Diagnosing neck lymphadenopathy becomes challenging after radiation therapy due to the alterations in ultrasound and cytology findings. Documentation indicates that radiation therapy can lead to the disappearance of certain lymphoid tissues and the replacement of parts of lymph nodes with fibrous tissue. These changes can complicate the diagnostic process and necessitate careful evaluation to distinguish between benign and malignant conditions in the post-radiation context28. In our previous study, radiation therapy had influence on sonographic characteristics, ultimately impacting diagnostic accuracy in this patient population29. On computed tomography (CT) scans, the criteria used for detecting pathological lymph nodes, such as nodal necrosis or a short-axis diameter, can at times be deemed unreliable in the evaluation of irradiated neck regions30. According to previous systematic review and meta-analysis, the pooled sensitivity and specificity for identifying malignant lymph nodes in patients with a history of prior irradiation were found to be relatively modest, with values of 69.1% and 84.2%, respectively31. Therefore, it should be very careful in interpretation of the cytology results of LNs after radiation.

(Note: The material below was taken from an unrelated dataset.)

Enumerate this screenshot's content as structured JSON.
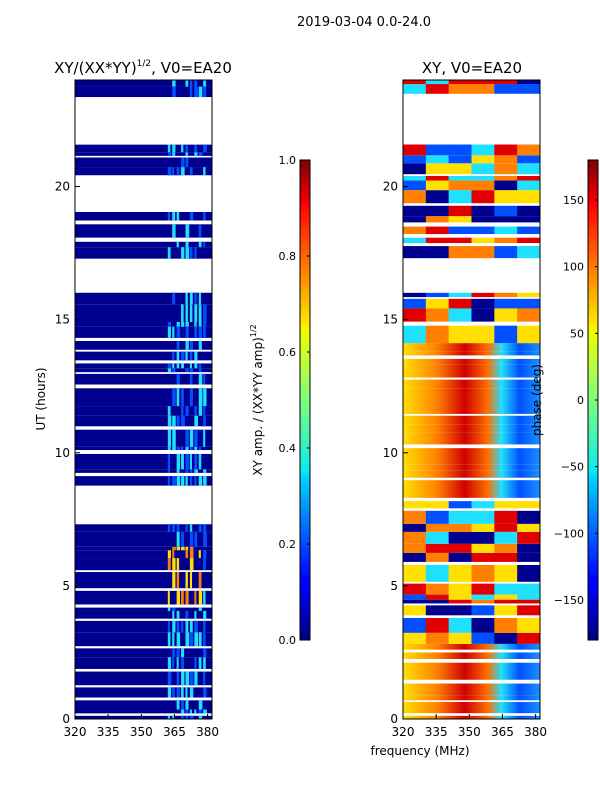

There are some limitations need to be mention. First, our study is constrained by a relatively small cases number and a single institution setting. Second, there is a degree of selection bias as most patients with a US scoring less than 7 did not received US-FNA examination. Third, we encountered a rarity of lymphoma cases in our study, and in such instances, we opted for ultrasound-guided core needle biopsy (US-CNB) when lymphoma was suspected. Therefore, the cases in our series is selected. In our opinion, ancillary techniques usually are still necessary to classified different types of lymphoma32. Further study focus on Sydney system in lymphoma diagnosis is still mandatory. Fourth, our dataset lacks contrast-enhanced ultrasound (CEUS) data, which could have provided additional valuable insights. Fifth, this study is still not well external validated, which should include more cases numbers and demographic information such as ethnicity, and make the results more robust.

Conclusion

In conclusion, this study provides valuable insights into the characteristics of neck lymphadenopathy and the diagnostic capabilities of various US methods. Specifically, the Sydney System demonstrated superior performance with higher sensitivity, specificity, and overall accuracy compared to the conventional US scoring system and elastography. Our findings observed that the Sydney System is very effective for reporting neck lymphadenopathy.